Not this time, Ian. This was a simple municipal police action designed to insure public safety. It was preventative and necessary. No protests or demonstrations allowed inside the ring-road of kathmandu. These activists were given plenty of notice and plenty of warning. They brazenly stated that they would violate the ban and wouldn't be responsible for any acts of violence that occured. Would the Nepali government be given better marks if it let, say, Prachanda march his entire army into kathmandu and up to the gates of the palace as long as it didn't open fire? No, there was and is a very real public safety risk emerging and the government acted properly and decisively.
Preventing an assembly, whether potentially violent or not, is not a human rights violation.
If the government were starving these party hacks or parading them through the streets chained and naked, then you would have a point, Ian. But guess what, UNOHCR and other groups have been given full prison access to monitor the condition of the prisoners, so put that in your pipe and smoke it, Mr. Martin.
Ever see a WTO meeting? Protesters can't get within 3 city blocks of the meeting place. How about when George Bush lands somewhere. Yep, they keep the protesters forcibly outside a cordon, or mini ring- road, if you will. Is it a violation of human rights, Ian, if a protester is not allowed to shout nose-to-nose at George Bush? Based on your proclamations, virtually all civic ordinances could now be deemed as human rights debacles.

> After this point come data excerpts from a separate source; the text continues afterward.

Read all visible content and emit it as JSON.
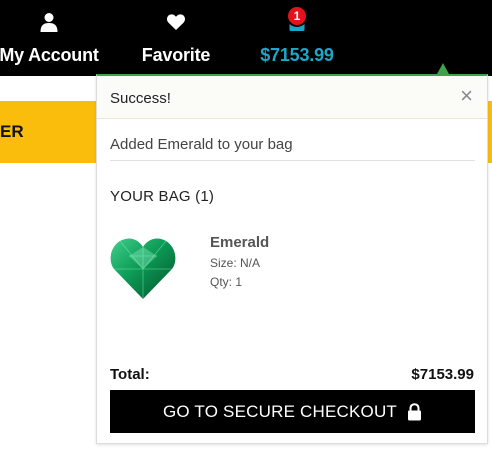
{
  "header": {
    "account_label": "My Account",
    "favorite_label": "Favorite",
    "cart_total": "$7153.99",
    "cart_count": "1",
    "account_icon": "user-icon",
    "favorite_icon": "heart-icon",
    "cart_icon": "shopping-bag-icon"
  },
  "banner": {
    "text": "ER"
  },
  "popup": {
    "title": "Success!",
    "close_symbol": "×",
    "message": "Added Emerald to your bag",
    "bag_heading": "YOUR BAG (1)",
    "item": {
      "name": "Emerald",
      "size": "Size: N/A",
      "qty": "Qty: 1",
      "image": "emerald-heart-gem"
    },
    "total_label": "Total:",
    "total_value": "$7153.99",
    "checkout_label": "GO TO SECURE CHECKOUT",
    "checkout_icon": "lock-icon"
  },
  "colors": {
    "topbar": "#000000",
    "cart_accent": "#1ea6c8",
    "badge": "#e3121b",
    "banner": "#fbbd0c",
    "popup_accent": "#3fa34d",
    "button": "#000000"
  }
}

Current potential human rights violations under "The Martin Standard:"
1. Having to pay for parking along Durbar Marg represents a financial hardship and a clear violation of a person's freedom to assemble their cars at the place of their choosing.

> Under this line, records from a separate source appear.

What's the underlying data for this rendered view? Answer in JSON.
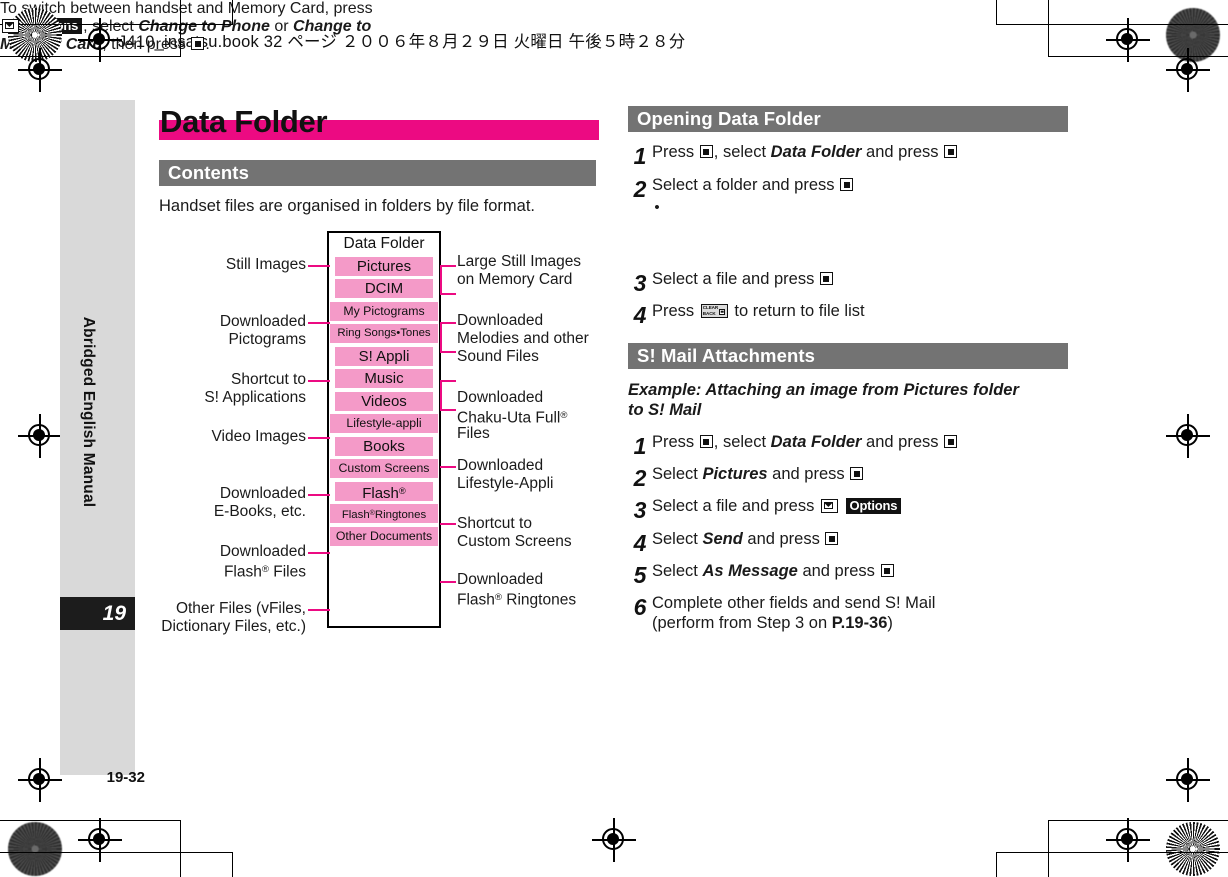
{
  "header": {
    "file_line": "J410_insatsu.book  32 ページ  ２００６年８月２９日   火曜日   午後５時２８分"
  },
  "sidebar": {
    "manual_label": "Abridged English Manual",
    "chapter_number": "19",
    "folio": "19-32"
  },
  "page": {
    "title": "Data Folder"
  },
  "contents": {
    "heading": "Contents",
    "intro": "Handset files are organised in folders by file format.",
    "diagram": {
      "root_label": "Data Folder",
      "folders": [
        "Pictures",
        "DCIM",
        "My Pictograms",
        "Ring Songs•Tones",
        "S! Appli",
        "Music",
        "Videos",
        "Lifestyle-appli",
        "Books",
        "Custom Screens",
        "Flash®",
        "Flash®Ringtones",
        "Other Documents"
      ],
      "left_labels": [
        "Still Images",
        "Downloaded\nPictograms",
        "Shortcut to\nS! Applications",
        "Video Images",
        "Downloaded\nE-Books, etc.",
        "Downloaded\nFlash® Files",
        "Other Files (vFiles,\nDictionary Files, etc.)"
      ],
      "left_label_1": "Still Images",
      "left_label_2a": "Downloaded",
      "left_label_2b": "Pictograms",
      "left_label_3a": "Shortcut to",
      "left_label_3b": "S! Applications",
      "left_label_4": "Video Images",
      "left_label_5a": "Downloaded",
      "left_label_5b": "E-Books, etc.",
      "left_label_6a": "Downloaded",
      "left_label_6b": "Flash® Files",
      "left_label_7a": "Other Files (vFiles,",
      "left_label_7b": "Dictionary Files, etc.)",
      "right_label_1a": "Large Still Images",
      "right_label_1b": "on Memory Card",
      "right_label_2a": "Downloaded",
      "right_label_2b": "Melodies and other",
      "right_label_2c": "Sound Files",
      "right_label_3a": "Downloaded",
      "right_label_3b": "Chaku-Uta Full®",
      "right_label_3c": "Files",
      "right_label_4a": "Downloaded",
      "right_label_4b": "Lifestyle-Appli",
      "right_label_5a": "Shortcut to",
      "right_label_5b": "Custom Screens",
      "right_label_6a": "Downloaded",
      "right_label_6b": "Flash® Ringtones"
    }
  },
  "opening": {
    "heading": "Opening Data Folder",
    "steps": [
      {
        "num": "1",
        "a": "Press",
        "b": ", select",
        "c": "Data Folder",
        "d": "and press"
      },
      {
        "num": "2",
        "a": "Select a folder and press"
      },
      {
        "num": "3",
        "a": "Select a file and press"
      },
      {
        "num": "4",
        "a": "Press",
        "b": "to return to file list"
      }
    ],
    "step2_note_1": "To switch between handset and Memory Card, press",
    "step2_note_2_options": "Options",
    "step2_note_2_a": ", select",
    "step2_note_2_b": "Change to Phone",
    "step2_note_2_c": "or",
    "step2_note_2_d": "Change to",
    "step2_note_3_a": "Memory Card",
    "step2_note_3_b": ", then press",
    "step2_note_3_c": "."
  },
  "smail": {
    "heading": "S! Mail Attachments",
    "example_line1": "Example: Attaching an image from Pictures folder",
    "example_line2": "to S! Mail",
    "steps": [
      {
        "num": "1",
        "a": "Press",
        "b": ", select",
        "c": "Data Folder",
        "d": "and press"
      },
      {
        "num": "2",
        "a": "Select",
        "c": "Pictures",
        "d": "and press"
      },
      {
        "num": "3",
        "a": "Select a file and press",
        "options": "Options"
      },
      {
        "num": "4",
        "a": "Select",
        "c": "Send",
        "d": "and press"
      },
      {
        "num": "5",
        "a": "Select",
        "c": "As Message",
        "d": "and press"
      },
      {
        "num": "6",
        "a": "Complete other fields and send S! Mail",
        "b1": "(perform from Step 3 on",
        "b2": "P.19-36",
        "b3": ")"
      }
    ]
  },
  "icons": {
    "center_key": "center-select-key",
    "clear_back_key": "clear-back-key",
    "mail_key": "mail-key",
    "clear_top": "CLEAR",
    "clear_bottom": "BACK"
  },
  "colors": {
    "magenta": "#ec0a82",
    "pink_row": "#f49ac8",
    "grey_header": "#737373",
    "sidebar_grey": "#d9d9d9",
    "chapter_black": "#1c1c1c"
  }
}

2. Walking through a group of transvestites in Thamel at 9 p.m. is an assault on one's human dignity and a clear human rights violation against unsuspecting pedestrians
3. Incessant street protests by the parties prevents many from moving and conducting business in a safe environment. Their views are not shared by all. Forcing their programs on the people of Kathmandu is clearly political oppression and a violation of human rights.
4. The food at The Ambassador Hotel is an undisclosed health hazard and is the cause of much public-health hysteria. Citizens live in constant fear of poisoning, which creates a regressive fine-dining climate.

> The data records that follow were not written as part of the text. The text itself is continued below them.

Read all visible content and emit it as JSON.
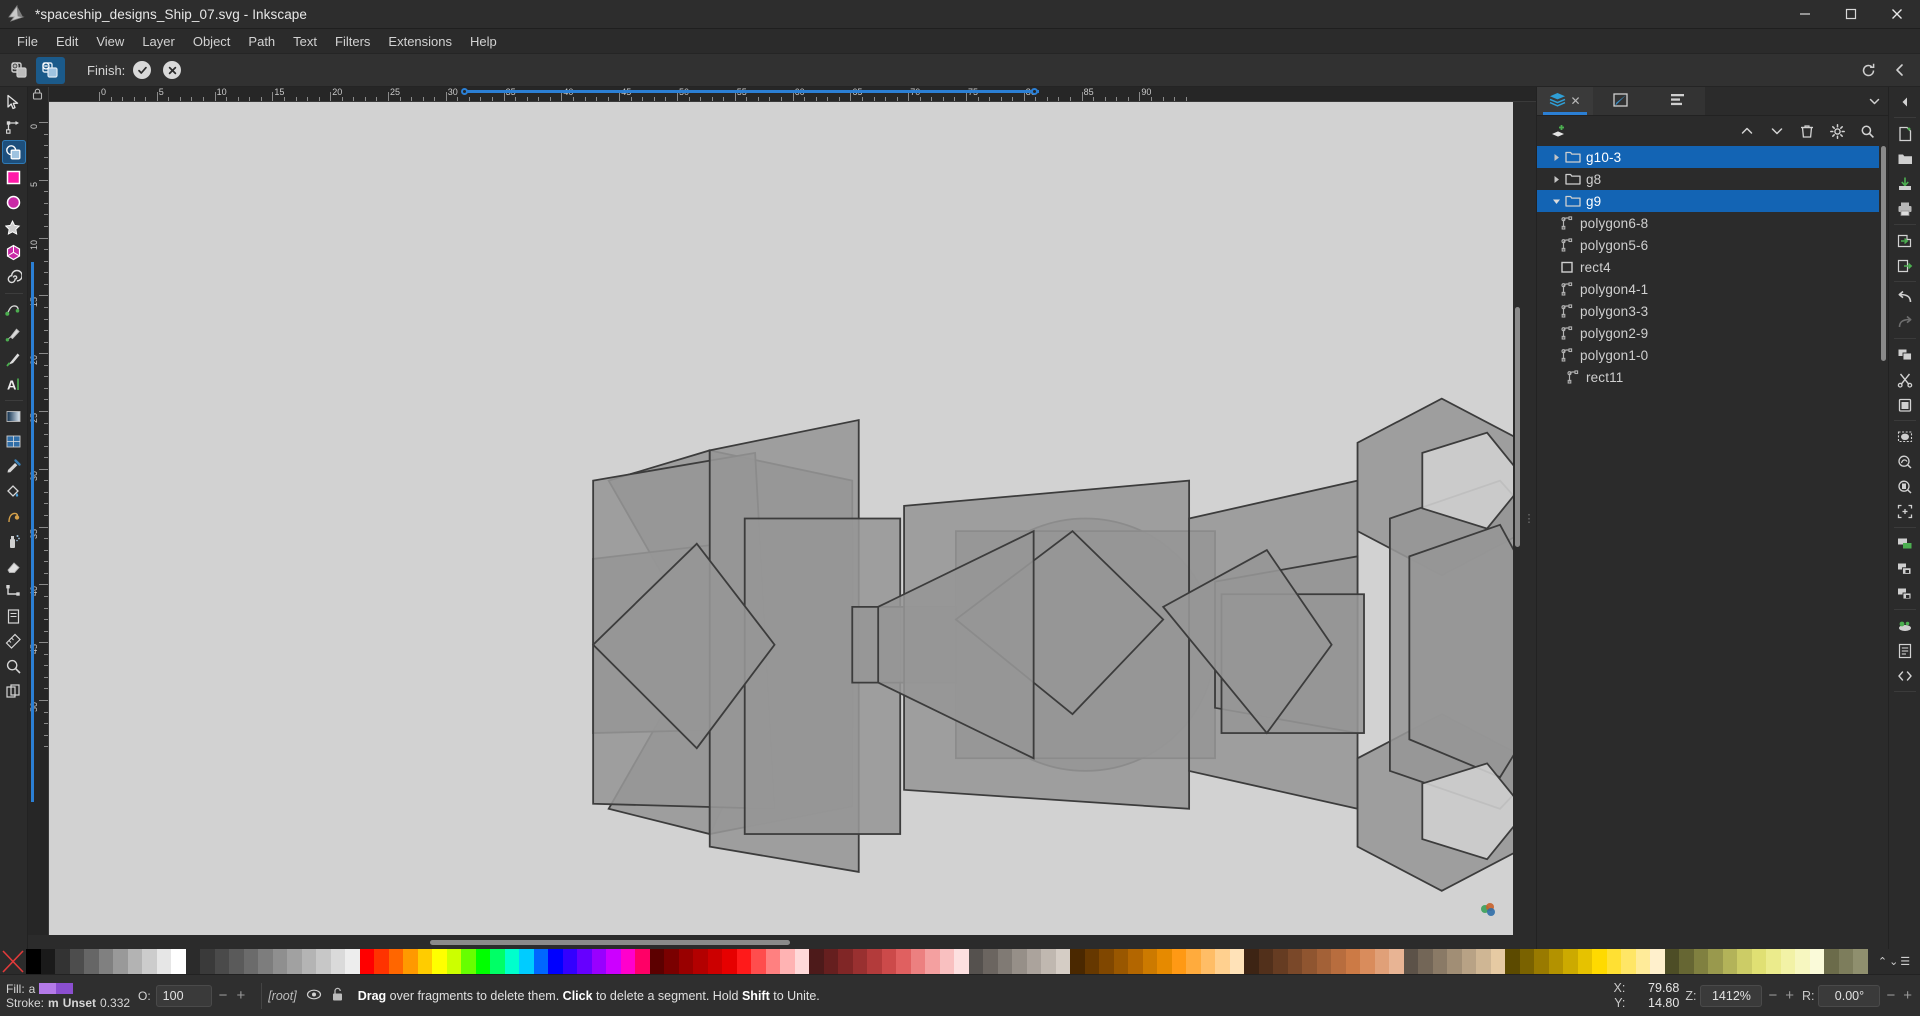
{
  "window": {
    "title": "*spaceship_designs_Ship_07.svg - Inkscape",
    "app_icon": "inkscape-logo-icon",
    "minimize": "–",
    "maximize": "□",
    "close": "✕"
  },
  "menubar": {
    "items": [
      {
        "label": "File"
      },
      {
        "label": "Edit"
      },
      {
        "label": "View"
      },
      {
        "label": "Layer"
      },
      {
        "label": "Object"
      },
      {
        "label": "Path"
      },
      {
        "label": "Text"
      },
      {
        "label": "Filters"
      },
      {
        "label": "Extensions"
      },
      {
        "label": "Help"
      }
    ]
  },
  "tool_controls": {
    "mode_add_label": "builder-add-mode",
    "mode_delete_label": "builder-delete-mode",
    "finish_label": "Finish:",
    "accept_icon": "check-circle-icon",
    "cancel_icon": "x-circle-icon",
    "reset_icon": "reset-icon",
    "collapse_icon": "chevron-left-icon"
  },
  "toolbox": {
    "tools": [
      {
        "name": "selector-tool",
        "icon": "cursor-arrow",
        "selected": false
      },
      {
        "name": "node-tool",
        "icon": "node-editor",
        "selected": false
      },
      {
        "name": "shape-builder-tool",
        "icon": "shape-builder",
        "selected": true
      },
      {
        "name": "rectangle-tool",
        "icon": "square",
        "selected": false
      },
      {
        "name": "ellipse-tool",
        "icon": "circle",
        "selected": false
      },
      {
        "name": "star-tool",
        "icon": "star",
        "selected": false
      },
      {
        "name": "3dbox-tool",
        "icon": "cube",
        "selected": false
      },
      {
        "name": "spiral-tool",
        "icon": "spiral",
        "selected": false
      },
      {
        "name": "pencil-tool",
        "icon": "pencil",
        "selected": false
      },
      {
        "name": "pen-tool",
        "icon": "pen-bezier",
        "selected": false
      },
      {
        "name": "calligraphy-tool",
        "icon": "calligraphy-brush",
        "selected": false
      },
      {
        "name": "text-tool",
        "icon": "letter-a",
        "selected": false
      },
      {
        "name": "gradient-tool",
        "icon": "gradient-square",
        "selected": false
      },
      {
        "name": "mesh-tool",
        "icon": "mesh-grid",
        "selected": false
      },
      {
        "name": "dropper-tool",
        "icon": "eyedropper",
        "selected": false
      },
      {
        "name": "paintbucket-tool",
        "icon": "paint-bucket",
        "selected": false
      },
      {
        "name": "tweak-tool",
        "icon": "tweak-hand",
        "selected": false
      },
      {
        "name": "spray-tool",
        "icon": "spray-can",
        "selected": false
      },
      {
        "name": "eraser-tool",
        "icon": "eraser",
        "selected": false
      },
      {
        "name": "connector-tool",
        "icon": "connector",
        "selected": false
      },
      {
        "name": "lpe-tool",
        "icon": "lpe-page",
        "selected": false
      },
      {
        "name": "measure-tool",
        "icon": "ruler-measure",
        "selected": false
      },
      {
        "name": "zoom-tool",
        "icon": "magnifier",
        "selected": false
      },
      {
        "name": "pages-tool",
        "icon": "pages",
        "selected": false
      }
    ]
  },
  "rulers": {
    "h_labels": [
      "0",
      "5",
      "10",
      "15",
      "20",
      "25",
      "30",
      "35",
      "40",
      "45",
      "50",
      "55",
      "60",
      "65",
      "70",
      "75",
      "80",
      "85",
      "90"
    ],
    "v_labels": [
      "0",
      "5",
      "10",
      "15",
      "20",
      "25",
      "30",
      "35",
      "40",
      "45",
      "50"
    ],
    "unit": "mm"
  },
  "dock": {
    "tabs": [
      {
        "name": "objects-tab",
        "icon": "layers-icon",
        "active": true,
        "close": "✕"
      },
      {
        "name": "fill-stroke-tab",
        "icon": "fill-stroke-icon",
        "active": false
      },
      {
        "name": "align-tab",
        "icon": "align-icon",
        "active": false
      }
    ],
    "collapse_icon": "chevron-down-icon",
    "toolbar": [
      {
        "name": "new-layer-button",
        "icon": "layer-add-icon"
      },
      {
        "name": "raise-button",
        "icon": "chevron-up-icon"
      },
      {
        "name": "lower-button",
        "icon": "chevron-down-icon"
      },
      {
        "name": "delete-button",
        "icon": "trash-icon"
      },
      {
        "name": "settings-button",
        "icon": "gear-icon"
      },
      {
        "name": "search-button",
        "icon": "search-icon"
      }
    ],
    "objects": [
      {
        "label": "g10-3",
        "type": "group",
        "depth": 0,
        "selected": true,
        "expanded": false
      },
      {
        "label": "g8",
        "type": "group",
        "depth": 0,
        "selected": false,
        "expanded": false
      },
      {
        "label": "g9",
        "type": "group",
        "depth": 0,
        "selected": true,
        "expanded": true
      },
      {
        "label": "polygon6-8",
        "type": "path",
        "depth": 1,
        "selected": false
      },
      {
        "label": "polygon5-6",
        "type": "path",
        "depth": 1,
        "selected": false
      },
      {
        "label": "rect4",
        "type": "rect",
        "depth": 1,
        "selected": false
      },
      {
        "label": "polygon4-1",
        "type": "path",
        "depth": 1,
        "selected": false
      },
      {
        "label": "polygon3-3",
        "type": "path",
        "depth": 1,
        "selected": false
      },
      {
        "label": "polygon2-9",
        "type": "path",
        "depth": 1,
        "selected": false
      },
      {
        "label": "polygon1-0",
        "type": "path",
        "depth": 1,
        "selected": false
      },
      {
        "label": "rect11",
        "type": "path",
        "depth": 0,
        "selected": false
      }
    ]
  },
  "right_strip": {
    "collapse_icon": "chevron-left-icon",
    "buttons": [
      {
        "name": "new-document-button",
        "icon": "file-new-icon"
      },
      {
        "name": "open-document-button",
        "icon": "folder-open-icon"
      },
      {
        "name": "save-document-button",
        "icon": "save-icon"
      },
      {
        "name": "print-button",
        "icon": "printer-icon"
      },
      {
        "name": "import-button",
        "icon": "import-icon"
      },
      {
        "name": "export-button",
        "icon": "export-icon"
      },
      {
        "name": "undo-button",
        "icon": "undo-arrow-icon"
      },
      {
        "name": "redo-button",
        "icon": "redo-arrow-icon"
      },
      {
        "name": "copy-button",
        "icon": "copy-icon"
      },
      {
        "name": "cut-button",
        "icon": "scissors-icon"
      },
      {
        "name": "paste-button",
        "icon": "clipboard-icon"
      },
      {
        "name": "zoom-selection-button",
        "icon": "zoom-selection-icon"
      },
      {
        "name": "zoom-drawing-button",
        "icon": "zoom-drawing-icon"
      },
      {
        "name": "zoom-page-button",
        "icon": "zoom-page-icon"
      },
      {
        "name": "zoom-fit-button",
        "icon": "zoom-fit-icon"
      },
      {
        "name": "duplicate-button",
        "icon": "duplicate-icon"
      },
      {
        "name": "group-button",
        "icon": "group-icon"
      },
      {
        "name": "ungroup-button",
        "icon": "ungroup-icon"
      },
      {
        "name": "preferences-button",
        "icon": "preferences-icon"
      },
      {
        "name": "document-properties-button",
        "icon": "doc-properties-icon"
      },
      {
        "name": "xml-editor-button",
        "icon": "xml-icon"
      }
    ]
  },
  "palette": {
    "none_swatch": "none-swatch",
    "colors": [
      "#000000",
      "#1a1a1a",
      "#333333",
      "#4d4d4d",
      "#666666",
      "#808080",
      "#999999",
      "#b3b3b3",
      "#cccccc",
      "#e6e6e6",
      "#ffffff",
      "#2b2b2b",
      "#3a3a3a",
      "#4a4a4a",
      "#5a5a5a",
      "#6b6b6b",
      "#7d7d7d",
      "#8f8f8f",
      "#a1a1a1",
      "#b4b4b4",
      "#c7c7c7",
      "#dadada",
      "#ededed",
      "#ff0000",
      "#ff3300",
      "#ff6600",
      "#ff9900",
      "#ffcc00",
      "#ffff00",
      "#ccff00",
      "#66ff00",
      "#00ff00",
      "#00ff66",
      "#00ffcc",
      "#00ccff",
      "#0066ff",
      "#0000ff",
      "#3300ff",
      "#6600ff",
      "#9900ff",
      "#cc00ff",
      "#ff00cc",
      "#ff0066",
      "#5c0000",
      "#7a0000",
      "#990000",
      "#b30000",
      "#cc0000",
      "#e60000",
      "#ff1a1a",
      "#ff4d4d",
      "#ff8080",
      "#ffb3b3",
      "#ffd9d9",
      "#4d1a1a",
      "#661f1f",
      "#802626",
      "#993030",
      "#b33b3b",
      "#cc4a4a",
      "#e06060",
      "#ec8080",
      "#f4a0a0",
      "#f9c0c0",
      "#fde0e0",
      "#55514e",
      "#6b6560",
      "#807a74",
      "#968f88",
      "#aba39c",
      "#c0b8b0",
      "#d5cdc5",
      "#4a2800",
      "#663800",
      "#804700",
      "#995700",
      "#b36600",
      "#cc7a00",
      "#e68a00",
      "#ff9914",
      "#ffab3d",
      "#ffbd66",
      "#ffd08f",
      "#ffe2b8",
      "#3d2414",
      "#52301b",
      "#663c22",
      "#7a4829",
      "#8f5530",
      "#a36137",
      "#b86d3e",
      "#cc7a45",
      "#d98c5c",
      "#e0a078",
      "#e8b494",
      "#5c5248",
      "#736657",
      "#8a7a66",
      "#a18e75",
      "#b8a285",
      "#cfb694",
      "#e6caa3",
      "#5c4a00",
      "#7a6200",
      "#997a00",
      "#b39200",
      "#ccaa00",
      "#e6c200",
      "#ffda00",
      "#ffe033",
      "#ffe666",
      "#ffeb99",
      "#fff0cc",
      "#4d4d26",
      "#666633",
      "#808040",
      "#99994d",
      "#b3b359",
      "#cccc66",
      "#e0e073",
      "#ebeb8c",
      "#f2f2a6",
      "#f7f7c0",
      "#fafad9",
      "#6b6b4a",
      "#7d7d5c",
      "#8f8f6e"
    ]
  },
  "statusbar": {
    "fill_label": "Fill:",
    "fill_value": "a",
    "stroke_label": "Stroke:",
    "stroke_prefix": "m",
    "stroke_value": "Unset",
    "stroke_width": "0.332",
    "opacity_label": "O:",
    "opacity_value": "100",
    "opacity_minus": "−",
    "opacity_plus": "+",
    "layer_name": "[root]",
    "layer_visibility_icon": "eye-icon",
    "layer_lock_icon": "unlock-icon",
    "message_parts": [
      {
        "text": "Drag",
        "bold": true
      },
      {
        "text": " over fragments to delete them. ",
        "bold": false
      },
      {
        "text": "Click",
        "bold": true
      },
      {
        "text": " to delete a segment. Hold ",
        "bold": false
      },
      {
        "text": "Shift",
        "bold": true
      },
      {
        "text": " to Unite.",
        "bold": false
      }
    ],
    "x_label": "X:",
    "x_value": "79.68",
    "y_label": "Y:",
    "y_value": "14.80",
    "zoom_label": "Z:",
    "zoom_value": "1412%",
    "zoom_minus": "−",
    "zoom_plus": "+",
    "rotation_label": "R:",
    "rotation_value": "0.00°",
    "rot_minus": "−",
    "rot_plus": "+"
  },
  "artwork": {
    "description": "spaceship silhouette composed of overlapping grey polygons",
    "fill": "#969696",
    "stroke": "#3c3c3c"
  }
}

5. Having to wait for hours at TIA airport in the glass "holding-tank" departure gate represents involuntary temporary imprisonment and is a clear human rights violation.
Ian Martin, by his statements, has effectively called into question any ordinace on the books in Kathmandu that even remotely causes citizen discomfort in the cause of greater public safety.
So that we may all get on with our lives, Ian, could you be so kind as to give us a list of all municipal ordinances that you and the UNOHCR find to be human rights compliant?